DW: L'Union européenne veut un succès rapide sur la question du Kosovo

La question du Kosovo est suivie par une activité diplomatique occidentale intense. Belgrade a une nouvelle fois souhaité la bienvenue à Miroslav Lajcak, représentant spécial de l'Union européenne (BE) pour le dialogue entre Belgrade et Pristina. Les médias de Belgrade ont également attaché une grande importance au fait que Lajcak est venu avec, comme ils décrivent les médias,” Forces spéciales” de France et d'Allemagne, [...]
Les médias de Belgrade attachent également une grande importance au fait que Lajcak est venu avec, comme ils nomment les médias, ” forces spéciales” de France et d'Allemagne, Emmanuel Bono et Jens Pletner.
L'introduction de “Forces spéciales” dans le jeu concerne également la lettre envoyée au président serbe Aleksandar Vuciq par le président français Macron et le chancelier allemand Scholz, dans laquelle il est invité par “à prendre des décisions difficiles pour le Kosovo”. Ceci est également perçu comme une nouvelle phase du dialogue entre les parties serbe et albanaise, écrit DW en langue serbe.
Vuciq : Aucune reconnaissance du Kosovo
À la veille de la visite de Lajcak, le président de la Serbie a commenté les déclarations de Pristina au sujet de la “gouvernance de ce territoire” et a souligné que les représentants de la communauté internationale et les négociateurs concernés “leur demandaient “ce que vous allez venir à Belgrade, “parce que nous ne la tolérerons pas dans”.

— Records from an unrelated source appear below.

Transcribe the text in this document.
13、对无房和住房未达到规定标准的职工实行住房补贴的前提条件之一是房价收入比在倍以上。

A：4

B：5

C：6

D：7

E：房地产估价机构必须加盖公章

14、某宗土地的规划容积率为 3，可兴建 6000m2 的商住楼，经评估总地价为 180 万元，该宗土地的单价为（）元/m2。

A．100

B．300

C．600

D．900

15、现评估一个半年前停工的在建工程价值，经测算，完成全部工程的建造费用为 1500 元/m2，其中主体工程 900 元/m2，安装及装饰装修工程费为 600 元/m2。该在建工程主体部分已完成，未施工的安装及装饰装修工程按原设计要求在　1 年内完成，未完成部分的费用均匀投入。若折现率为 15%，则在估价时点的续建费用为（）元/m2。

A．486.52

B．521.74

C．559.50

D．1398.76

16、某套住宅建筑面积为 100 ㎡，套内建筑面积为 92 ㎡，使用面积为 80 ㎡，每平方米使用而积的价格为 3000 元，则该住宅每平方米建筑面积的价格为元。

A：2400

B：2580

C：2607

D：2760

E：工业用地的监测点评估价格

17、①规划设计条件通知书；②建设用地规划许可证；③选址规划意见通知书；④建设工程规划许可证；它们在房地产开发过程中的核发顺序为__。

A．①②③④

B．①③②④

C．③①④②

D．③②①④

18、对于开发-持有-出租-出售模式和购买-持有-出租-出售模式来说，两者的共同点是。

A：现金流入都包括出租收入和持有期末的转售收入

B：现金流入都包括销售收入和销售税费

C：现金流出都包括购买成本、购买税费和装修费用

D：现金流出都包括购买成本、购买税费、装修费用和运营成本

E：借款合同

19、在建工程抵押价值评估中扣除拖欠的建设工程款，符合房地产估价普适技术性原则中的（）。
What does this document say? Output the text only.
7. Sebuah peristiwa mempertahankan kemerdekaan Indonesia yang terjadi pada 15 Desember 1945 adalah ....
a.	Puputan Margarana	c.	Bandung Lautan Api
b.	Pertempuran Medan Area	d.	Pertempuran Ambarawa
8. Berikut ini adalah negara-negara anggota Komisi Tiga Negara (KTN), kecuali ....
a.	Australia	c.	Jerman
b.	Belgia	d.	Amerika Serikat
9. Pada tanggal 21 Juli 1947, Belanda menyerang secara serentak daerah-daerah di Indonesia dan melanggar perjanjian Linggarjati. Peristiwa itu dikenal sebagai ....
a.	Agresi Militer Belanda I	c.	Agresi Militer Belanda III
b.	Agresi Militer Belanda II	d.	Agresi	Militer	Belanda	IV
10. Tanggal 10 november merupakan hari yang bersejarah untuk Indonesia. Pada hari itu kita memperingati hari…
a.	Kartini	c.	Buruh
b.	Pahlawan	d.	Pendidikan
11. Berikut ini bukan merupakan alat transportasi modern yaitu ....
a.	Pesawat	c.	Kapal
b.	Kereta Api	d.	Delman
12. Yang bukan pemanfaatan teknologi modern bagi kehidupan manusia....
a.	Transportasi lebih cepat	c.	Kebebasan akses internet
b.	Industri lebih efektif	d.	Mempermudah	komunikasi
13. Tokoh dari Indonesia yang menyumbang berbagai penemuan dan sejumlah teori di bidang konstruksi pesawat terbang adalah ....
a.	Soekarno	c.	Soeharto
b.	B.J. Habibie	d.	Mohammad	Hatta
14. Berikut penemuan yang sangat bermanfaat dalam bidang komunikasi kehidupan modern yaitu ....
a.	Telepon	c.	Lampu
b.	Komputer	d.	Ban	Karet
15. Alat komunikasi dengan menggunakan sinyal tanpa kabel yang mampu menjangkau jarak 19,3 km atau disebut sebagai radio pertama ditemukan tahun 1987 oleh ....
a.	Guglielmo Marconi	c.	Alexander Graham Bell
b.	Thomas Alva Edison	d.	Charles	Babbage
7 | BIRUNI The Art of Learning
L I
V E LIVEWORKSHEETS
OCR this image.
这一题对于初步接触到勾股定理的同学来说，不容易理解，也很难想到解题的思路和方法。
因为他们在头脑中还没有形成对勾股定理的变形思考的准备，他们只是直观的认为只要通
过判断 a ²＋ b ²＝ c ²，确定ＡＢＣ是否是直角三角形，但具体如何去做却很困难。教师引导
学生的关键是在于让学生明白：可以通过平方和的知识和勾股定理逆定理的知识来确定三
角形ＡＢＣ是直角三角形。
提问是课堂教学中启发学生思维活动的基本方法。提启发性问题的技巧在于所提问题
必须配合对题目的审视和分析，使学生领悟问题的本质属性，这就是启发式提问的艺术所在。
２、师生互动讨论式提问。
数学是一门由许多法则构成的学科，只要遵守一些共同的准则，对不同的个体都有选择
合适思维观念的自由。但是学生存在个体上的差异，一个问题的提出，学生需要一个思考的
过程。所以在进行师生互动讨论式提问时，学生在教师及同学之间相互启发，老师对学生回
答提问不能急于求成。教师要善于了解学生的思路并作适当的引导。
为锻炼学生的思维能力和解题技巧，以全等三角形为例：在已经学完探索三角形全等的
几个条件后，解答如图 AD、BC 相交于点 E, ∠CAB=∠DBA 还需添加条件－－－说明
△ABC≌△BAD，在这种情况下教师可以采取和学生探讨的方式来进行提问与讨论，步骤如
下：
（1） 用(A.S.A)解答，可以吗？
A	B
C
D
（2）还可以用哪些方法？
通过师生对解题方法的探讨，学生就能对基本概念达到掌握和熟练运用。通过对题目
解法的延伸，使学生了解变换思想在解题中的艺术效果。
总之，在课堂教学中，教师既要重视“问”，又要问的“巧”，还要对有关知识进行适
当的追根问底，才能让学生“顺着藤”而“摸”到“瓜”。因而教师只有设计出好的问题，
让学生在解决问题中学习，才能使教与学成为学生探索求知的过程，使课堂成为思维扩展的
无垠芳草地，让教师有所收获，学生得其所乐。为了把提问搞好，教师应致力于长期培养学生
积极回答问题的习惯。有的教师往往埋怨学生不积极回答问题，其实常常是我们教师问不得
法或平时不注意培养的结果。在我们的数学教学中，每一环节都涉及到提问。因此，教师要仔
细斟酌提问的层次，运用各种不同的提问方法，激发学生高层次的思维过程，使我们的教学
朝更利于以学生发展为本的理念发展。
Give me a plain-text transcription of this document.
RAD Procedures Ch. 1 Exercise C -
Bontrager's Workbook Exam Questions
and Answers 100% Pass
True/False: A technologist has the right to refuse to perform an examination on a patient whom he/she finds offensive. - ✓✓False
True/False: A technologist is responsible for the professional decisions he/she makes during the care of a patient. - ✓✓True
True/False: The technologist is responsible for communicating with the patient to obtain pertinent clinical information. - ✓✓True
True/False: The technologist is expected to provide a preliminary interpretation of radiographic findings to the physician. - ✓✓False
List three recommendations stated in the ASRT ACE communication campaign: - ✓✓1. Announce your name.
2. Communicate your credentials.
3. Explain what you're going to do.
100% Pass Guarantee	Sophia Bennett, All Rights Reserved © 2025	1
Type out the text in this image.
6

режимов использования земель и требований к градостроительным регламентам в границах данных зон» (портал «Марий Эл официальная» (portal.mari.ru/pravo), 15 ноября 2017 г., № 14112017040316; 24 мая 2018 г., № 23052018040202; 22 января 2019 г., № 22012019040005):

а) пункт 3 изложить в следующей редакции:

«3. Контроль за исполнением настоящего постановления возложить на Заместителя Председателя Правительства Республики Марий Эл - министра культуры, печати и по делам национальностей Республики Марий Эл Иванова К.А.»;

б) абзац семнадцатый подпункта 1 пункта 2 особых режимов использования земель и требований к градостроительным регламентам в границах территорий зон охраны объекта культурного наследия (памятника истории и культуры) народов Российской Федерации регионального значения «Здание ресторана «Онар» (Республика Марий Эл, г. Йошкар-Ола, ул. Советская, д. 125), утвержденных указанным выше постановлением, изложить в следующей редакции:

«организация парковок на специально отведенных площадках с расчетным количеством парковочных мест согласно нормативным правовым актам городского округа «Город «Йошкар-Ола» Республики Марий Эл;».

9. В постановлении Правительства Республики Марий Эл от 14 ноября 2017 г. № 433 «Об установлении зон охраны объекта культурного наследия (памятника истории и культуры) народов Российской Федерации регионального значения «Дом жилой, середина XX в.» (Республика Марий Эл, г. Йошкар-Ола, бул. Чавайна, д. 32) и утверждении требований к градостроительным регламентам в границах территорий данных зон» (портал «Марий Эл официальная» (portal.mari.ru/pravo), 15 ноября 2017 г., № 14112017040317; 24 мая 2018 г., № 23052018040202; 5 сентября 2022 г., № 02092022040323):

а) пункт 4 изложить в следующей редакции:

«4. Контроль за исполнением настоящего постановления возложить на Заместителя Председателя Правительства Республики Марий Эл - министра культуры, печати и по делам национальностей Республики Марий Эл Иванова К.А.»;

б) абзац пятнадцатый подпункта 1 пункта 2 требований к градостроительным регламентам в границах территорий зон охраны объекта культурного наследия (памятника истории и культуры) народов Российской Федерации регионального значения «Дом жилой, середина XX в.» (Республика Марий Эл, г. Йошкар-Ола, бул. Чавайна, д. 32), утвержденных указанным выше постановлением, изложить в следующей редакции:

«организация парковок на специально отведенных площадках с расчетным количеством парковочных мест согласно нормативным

Le président de la Serbie a même annoncé à son compte à l'Institut avant de rencontrer des représentants internationaux “il n'y aura aucune reconnaissance du Kosovo. Toujours prêt à des solutions de compromis, conformément à la Constitution serbe et à la résolution 1244 du Conseil de sécurité des Nations unies. On n'abandonne pas ! Je vous salue Serbie”, a dit Vuciq.
La déclaration faite après la réunion ne l'a pas été, mais Miroslav Lajcak a écrit sur Twitter après avoir rencontré Vuciqi.
Il a déclaré que “a eu des discussions importantes détaillées avec le Premier ministre du Kosovo Albin Kurti et le président de la Serbie, Aleksandar Vuciq, dans le but de trouver des options pour progresser dans le dialogue. Le processus se poursuivra dans les jours suivants”, écrit Lajcak.
Succès rapide de la politique étrangère
Pour Dejan Bursac, de l'Institut d'études politiques, l'augmentation récente de la fréquence des visites à Belgrade et Pristina signifie que l'UE souhaite obtenir rapidement des succès en matière de politique étrangère:
Cela se produit dans une situation où le pouvoir européen est en question et quand, en raison de la crise ukrainienne, l'Europe est une sorte de dommage collatéral à ce conflit et que l'on croit fermement qu'elle ne prend pas beaucoup de décisions. En ce sens, l'Europe bénéficierait d'un certain succès dans les négociations entre Belgrade et Pristina”, a déclaré Bursaq à DW.
Nous savons que la Serbie a des pressions pour harmoniser sa politique étrangère avec l'UE, elle suit pour le DW en langue serbe, et ajoute que “cela impliquerait l'imposition de certains types de sanctions contre la Russie”.
Lajcak, sauf Belgrade hier, est également resté à Pristina, où lui et deux diplomates européens ont rencontré le Premier ministre du Kosovo, Albin Kurti, cette réunion qui ne leur a pas donné beaucoup de détails.